Wer sich fragt, welche Bibelübersetzung in der katholischen Kirche als offiziell gilt, findet die Antwort in der Einheitsübersetzung. Diese Version ist seit Jahrzehnten der verbindliche Text für den Gottesdienst in Deutschland, Österreich und der Schweiz. Sie wurde von katholischen Gelehrten gemeinsam mit Experten aus anderen christlichen Kirchen erarbeitet, um eine möglichst genaue und verständliche Wiedergabe der biblischen Schriften zu gewährleisten.

Die Einheitsübersetzung umfasst sowohl das Alte als auch das Neue Testament – inklusive der sogenannten deuterokanонischen Bücher, die in evangelischen oder jüdischen Bibeln oft fehlen.
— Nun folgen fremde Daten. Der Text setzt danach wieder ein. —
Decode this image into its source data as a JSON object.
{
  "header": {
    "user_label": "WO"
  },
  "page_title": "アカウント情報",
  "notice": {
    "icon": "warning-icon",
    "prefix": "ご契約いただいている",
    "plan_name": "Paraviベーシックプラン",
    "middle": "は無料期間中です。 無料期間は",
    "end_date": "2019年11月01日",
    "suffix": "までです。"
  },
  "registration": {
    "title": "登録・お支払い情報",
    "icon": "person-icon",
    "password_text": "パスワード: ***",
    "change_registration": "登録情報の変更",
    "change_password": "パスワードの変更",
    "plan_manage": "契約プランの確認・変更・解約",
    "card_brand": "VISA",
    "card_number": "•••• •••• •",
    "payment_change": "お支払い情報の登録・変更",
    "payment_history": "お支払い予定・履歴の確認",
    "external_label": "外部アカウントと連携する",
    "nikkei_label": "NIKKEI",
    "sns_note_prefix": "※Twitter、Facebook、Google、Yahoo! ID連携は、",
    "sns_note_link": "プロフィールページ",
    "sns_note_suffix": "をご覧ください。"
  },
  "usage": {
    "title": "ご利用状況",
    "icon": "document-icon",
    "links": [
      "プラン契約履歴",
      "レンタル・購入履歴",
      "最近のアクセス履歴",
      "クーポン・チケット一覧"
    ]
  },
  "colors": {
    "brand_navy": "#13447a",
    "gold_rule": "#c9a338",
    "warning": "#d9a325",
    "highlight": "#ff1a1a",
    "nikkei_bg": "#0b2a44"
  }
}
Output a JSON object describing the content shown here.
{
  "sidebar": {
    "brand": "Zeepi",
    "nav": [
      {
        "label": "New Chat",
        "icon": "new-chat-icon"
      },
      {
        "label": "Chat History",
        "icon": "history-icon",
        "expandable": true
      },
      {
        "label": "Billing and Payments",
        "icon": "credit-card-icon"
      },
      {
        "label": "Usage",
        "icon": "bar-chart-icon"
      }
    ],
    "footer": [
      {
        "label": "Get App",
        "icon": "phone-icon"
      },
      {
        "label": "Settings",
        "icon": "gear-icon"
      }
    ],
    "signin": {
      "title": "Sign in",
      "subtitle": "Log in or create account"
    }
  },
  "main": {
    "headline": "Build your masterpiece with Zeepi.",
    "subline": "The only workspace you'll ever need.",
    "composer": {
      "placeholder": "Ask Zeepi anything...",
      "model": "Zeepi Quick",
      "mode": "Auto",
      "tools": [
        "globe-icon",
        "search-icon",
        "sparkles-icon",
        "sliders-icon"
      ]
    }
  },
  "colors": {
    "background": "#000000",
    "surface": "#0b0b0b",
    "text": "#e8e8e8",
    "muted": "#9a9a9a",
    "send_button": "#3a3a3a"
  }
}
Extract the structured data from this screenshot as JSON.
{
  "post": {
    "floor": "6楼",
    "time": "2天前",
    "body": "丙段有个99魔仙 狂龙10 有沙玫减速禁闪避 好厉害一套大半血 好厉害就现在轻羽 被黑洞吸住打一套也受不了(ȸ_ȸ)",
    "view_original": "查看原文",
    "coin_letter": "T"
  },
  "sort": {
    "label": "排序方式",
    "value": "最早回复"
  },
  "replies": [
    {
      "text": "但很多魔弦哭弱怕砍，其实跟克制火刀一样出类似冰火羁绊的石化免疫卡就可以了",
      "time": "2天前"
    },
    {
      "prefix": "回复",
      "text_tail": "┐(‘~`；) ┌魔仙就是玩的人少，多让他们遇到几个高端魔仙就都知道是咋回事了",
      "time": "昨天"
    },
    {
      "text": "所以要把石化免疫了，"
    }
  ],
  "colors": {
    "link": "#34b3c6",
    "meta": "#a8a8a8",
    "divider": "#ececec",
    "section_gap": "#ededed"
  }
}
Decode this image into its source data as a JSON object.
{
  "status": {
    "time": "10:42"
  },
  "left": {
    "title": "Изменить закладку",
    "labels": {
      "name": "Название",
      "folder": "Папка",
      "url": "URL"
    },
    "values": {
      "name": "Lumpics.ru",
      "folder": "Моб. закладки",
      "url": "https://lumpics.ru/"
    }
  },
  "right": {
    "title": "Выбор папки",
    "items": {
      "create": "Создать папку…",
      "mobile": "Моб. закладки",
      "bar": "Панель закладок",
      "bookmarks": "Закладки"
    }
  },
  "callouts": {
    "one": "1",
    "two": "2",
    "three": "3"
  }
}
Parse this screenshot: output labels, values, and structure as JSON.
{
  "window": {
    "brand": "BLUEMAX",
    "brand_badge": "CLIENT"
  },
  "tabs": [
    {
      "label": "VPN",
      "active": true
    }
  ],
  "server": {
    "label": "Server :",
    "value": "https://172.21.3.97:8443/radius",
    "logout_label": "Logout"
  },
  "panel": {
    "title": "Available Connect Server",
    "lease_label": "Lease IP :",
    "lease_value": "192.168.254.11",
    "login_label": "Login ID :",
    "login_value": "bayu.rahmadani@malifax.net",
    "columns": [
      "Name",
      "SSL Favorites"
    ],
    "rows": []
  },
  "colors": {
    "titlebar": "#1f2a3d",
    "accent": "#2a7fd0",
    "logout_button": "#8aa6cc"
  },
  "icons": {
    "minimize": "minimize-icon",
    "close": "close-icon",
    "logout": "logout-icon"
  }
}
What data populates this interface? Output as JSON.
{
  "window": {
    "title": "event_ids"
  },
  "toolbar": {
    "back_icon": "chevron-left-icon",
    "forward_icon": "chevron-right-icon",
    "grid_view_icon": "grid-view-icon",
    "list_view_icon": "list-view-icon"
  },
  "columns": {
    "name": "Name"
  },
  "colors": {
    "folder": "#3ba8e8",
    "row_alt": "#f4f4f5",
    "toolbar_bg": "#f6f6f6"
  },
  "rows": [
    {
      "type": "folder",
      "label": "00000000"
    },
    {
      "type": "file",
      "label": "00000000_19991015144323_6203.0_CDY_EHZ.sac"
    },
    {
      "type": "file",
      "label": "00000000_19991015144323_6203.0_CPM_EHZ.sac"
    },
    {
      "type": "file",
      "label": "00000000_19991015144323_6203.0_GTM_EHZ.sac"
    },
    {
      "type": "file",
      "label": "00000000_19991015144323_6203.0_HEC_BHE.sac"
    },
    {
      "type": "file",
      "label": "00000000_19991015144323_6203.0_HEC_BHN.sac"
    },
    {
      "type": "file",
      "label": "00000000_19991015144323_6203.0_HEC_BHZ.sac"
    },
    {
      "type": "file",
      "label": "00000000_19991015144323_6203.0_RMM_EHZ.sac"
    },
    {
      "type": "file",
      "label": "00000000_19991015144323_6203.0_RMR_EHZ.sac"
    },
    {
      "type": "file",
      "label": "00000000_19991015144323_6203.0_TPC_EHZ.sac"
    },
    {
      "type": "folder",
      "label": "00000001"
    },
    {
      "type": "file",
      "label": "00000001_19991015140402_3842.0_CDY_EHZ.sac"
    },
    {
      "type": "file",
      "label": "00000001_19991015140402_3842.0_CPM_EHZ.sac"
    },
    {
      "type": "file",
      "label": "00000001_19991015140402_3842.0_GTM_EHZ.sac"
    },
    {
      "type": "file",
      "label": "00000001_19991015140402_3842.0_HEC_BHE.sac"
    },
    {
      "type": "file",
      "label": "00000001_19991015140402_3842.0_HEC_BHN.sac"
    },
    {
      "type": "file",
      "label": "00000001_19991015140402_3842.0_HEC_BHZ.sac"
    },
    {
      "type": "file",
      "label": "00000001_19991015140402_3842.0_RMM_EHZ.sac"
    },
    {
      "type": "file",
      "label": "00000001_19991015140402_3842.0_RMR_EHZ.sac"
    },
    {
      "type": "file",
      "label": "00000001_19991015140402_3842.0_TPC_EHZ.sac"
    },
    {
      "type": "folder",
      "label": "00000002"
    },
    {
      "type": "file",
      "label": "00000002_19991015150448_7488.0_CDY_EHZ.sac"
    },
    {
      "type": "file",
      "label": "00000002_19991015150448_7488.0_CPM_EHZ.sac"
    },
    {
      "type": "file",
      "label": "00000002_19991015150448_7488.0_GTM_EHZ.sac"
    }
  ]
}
Diese Bücher, wie etwa das Buch Tobias oder Weisheit, gehören fest zum katholischen Bibelkanon und werden in der Einheitsübersetzung vollständig enthalten.

Warum gerade diese Übersetzung? Weil sie vom katholischen Kirchenleben getragen und von den Bischofskonferenzen anerkannt ist. In Predigten, Lesungen und Gebetsstunden wird sie verwendet. Auch viele private Bibelausgaben und digitale Angebote, wie die Plattform die-bibel.de, basieren auf diesem Text.

Zwar gibt es weitere katholische Bibeln – etwa die „Neue Stuttgarter Übersetzung“ oder die „Gute Nachricht Bibel“ in katholischer Fassung –, doch nur die Einheitsübersetzung hat den offiziellen Status für den liturgischen Gebrauch. Wer also in der Messe liest oder den verbindlichen kirchlichen Text sucht, greift darauf zurück.

Für Gläubige ist die Einheitsübersetzung mehr als nur eine Übersetzung: Sie ist ein verlässlicher Begleiter im Glauben, der Theologie und Spiritualität verbindet – treu dem Auftrag, die Heilige Schrift lebendig und zugänglich zu machen.